If you’ve ever served on the board of a nonprofit organization, you’ll know how difficult it can be to determine what you should be spending on fundraising initiatives. Mostly, the advice you have to go on is passed on via word of mouth, from one volunteer to the next. However, in cases like these, the ‘facts’ are fairly anecdotal and seldom supported by data.
As a result, there are many charities that are unable to determine what their fundraising efficiency ratio should be. As such, they fail to assess their impact correctly, which hampers the growth of their organizations in the long run.
Every nonprofit organization has certain Key Performance Indicators (KPIs) that they use to work out how effective their activities and fundraisers are. The fundraising efficiency ratio refers to how efficiently your organization has been able to raise money. So, what is a good fundraising efficiency ratio? And how exactly do you work it out?
Nonprofit organizations often face a rather interesting dilemma when it comes to the investment of the charitable funds they have at their disposal. This is because some donors are very focused on seeing the impact of their donations in terms of results. As such, they deem any other expenses as unnecessary or even wasteful.
Although charities aren’t driven by a profit motive, there are still overheads that they need to take into account. Employees have to receive salaries, the charity has to be promoted, and operations have to continue.
While it’s completely understandable that certain donors want to see 100% of their donation going to the end-recipients of the charitable funnel, this can be somewhat short-sighted. After all, if a nonprofit doesn't meet its overheads, it can't continue to do the work it does in the community.
Fortunately, most charitable donors understand that you have to spend money to make money, so to speak. The key lies in providing these generous benefactors with the assurance that their contributions are being put to good use. This is where the fundraising efficiency ratio comes in.
A good fundraising efficiency ratio is one where the money you put into your fundraising efforts is less than the total sum of the donation you collect from it.
When it comes to achieving a good fundraising efficiency ratio, there are a few variables that have an impact. These include:
In short, the expense ratio of big, well-known charities like the American Red Cross or Feeding America are likely to be better than those of lesser-known nonprofits that are still finding their feet in the fundraising space. This is because they already have a wide network of donors and supporters. As such, the funds they raise will likely exceed their expenses by a significant amount.
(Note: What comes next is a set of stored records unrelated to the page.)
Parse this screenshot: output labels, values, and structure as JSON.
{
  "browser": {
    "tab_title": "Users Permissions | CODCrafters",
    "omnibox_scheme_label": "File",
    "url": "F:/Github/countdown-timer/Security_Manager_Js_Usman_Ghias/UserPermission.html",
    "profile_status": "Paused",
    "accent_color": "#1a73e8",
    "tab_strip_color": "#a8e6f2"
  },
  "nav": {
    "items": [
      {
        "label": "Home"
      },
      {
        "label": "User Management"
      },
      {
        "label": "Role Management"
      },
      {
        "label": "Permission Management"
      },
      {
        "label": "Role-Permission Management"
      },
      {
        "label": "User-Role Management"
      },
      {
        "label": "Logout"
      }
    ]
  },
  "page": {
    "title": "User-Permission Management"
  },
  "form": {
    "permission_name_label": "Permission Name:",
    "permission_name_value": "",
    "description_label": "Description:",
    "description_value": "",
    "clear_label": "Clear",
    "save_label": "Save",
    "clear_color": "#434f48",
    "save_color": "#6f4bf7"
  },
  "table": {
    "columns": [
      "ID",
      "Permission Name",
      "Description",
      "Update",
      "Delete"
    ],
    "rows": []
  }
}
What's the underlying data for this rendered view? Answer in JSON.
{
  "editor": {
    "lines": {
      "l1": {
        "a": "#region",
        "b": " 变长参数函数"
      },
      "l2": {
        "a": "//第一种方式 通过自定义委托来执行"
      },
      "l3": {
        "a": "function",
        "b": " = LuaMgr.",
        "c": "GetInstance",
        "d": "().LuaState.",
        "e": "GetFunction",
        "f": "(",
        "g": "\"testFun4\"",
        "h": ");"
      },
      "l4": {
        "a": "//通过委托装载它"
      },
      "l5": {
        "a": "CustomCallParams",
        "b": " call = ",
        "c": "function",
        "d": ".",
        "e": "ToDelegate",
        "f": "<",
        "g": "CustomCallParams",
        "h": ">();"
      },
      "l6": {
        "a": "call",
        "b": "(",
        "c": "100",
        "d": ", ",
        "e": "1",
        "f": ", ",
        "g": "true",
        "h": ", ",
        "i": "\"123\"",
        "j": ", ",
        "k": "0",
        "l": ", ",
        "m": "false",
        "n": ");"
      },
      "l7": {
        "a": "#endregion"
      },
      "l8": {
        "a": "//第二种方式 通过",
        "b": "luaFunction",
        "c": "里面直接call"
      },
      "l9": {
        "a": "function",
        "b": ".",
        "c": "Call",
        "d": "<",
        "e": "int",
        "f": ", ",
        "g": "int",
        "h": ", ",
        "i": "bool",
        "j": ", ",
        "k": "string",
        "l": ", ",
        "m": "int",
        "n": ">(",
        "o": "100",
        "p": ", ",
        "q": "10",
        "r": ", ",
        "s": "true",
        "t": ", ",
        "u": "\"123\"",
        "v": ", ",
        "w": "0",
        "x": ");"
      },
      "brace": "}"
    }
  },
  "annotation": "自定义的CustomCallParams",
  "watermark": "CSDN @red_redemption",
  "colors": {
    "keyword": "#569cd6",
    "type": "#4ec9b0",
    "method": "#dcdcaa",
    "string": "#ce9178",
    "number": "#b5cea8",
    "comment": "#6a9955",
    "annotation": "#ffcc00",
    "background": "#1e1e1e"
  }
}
This is why it’s difficult to determine exactly what is a good fundraising efficiency ratio. A good ratio for international nonprofits will be very different from that of a small, local nonprofit.
As a KPI, the fundraising efficiency ratio serves as a measure of how effectively a charity raises money. The formula used to determine the ratio is as follows:
Unrestricted contributions / unrestricted fundraising expenses = fundraising efficiency ratio (%)
In this instance, unrestricted contributions refer to monetary contributions from benefactors who did not indicate how and when the donations should be used. Unrestricted fundraising expenses refer to money spent by a nonprofit to raise these funds. This includes everything from advertising to the salaries of the personnel, event expenses like catering and venue hire, virtual auctions, and more.
The higher the percentage, the better a charity is objectively doing at raising funds. Anything higher than a result of 1 shows that they are getting more donations than they are spending to get those donations.
The main reason to use this ratio as a KPI is to understand the success of your fundraising efforts. The best way to make sure that you achieve a good fundraising efficiency is to focus on building a large donor base. It’s better to have a lot of different people donating regularly, even if it’s in small amounts.
Otherwise, you will end up with a small base of donors to rely on. And, if one chooses not to donate, it will have a big negative impact on your ratio.
Fundraising efficiency has certain limitations as a KPI. But, there are still a variety of benefits that come with tracking it consistently. These include:
To work out your charity or nonprofit organization's fundraising efficiency ratio, you simply need to divide your fundraising expenses by the funds you raise. By working out this ratio for each of your events or campaigns, you can see how successful your fundraising efforts are.
Used as a KPI, this ratio can be useful at finding out whether your strategies work or not. If you don't have a great ratio, it might be time to try something new and improve your fundraising strategies. You can also use it to measure your progress toward your charity's goals over time.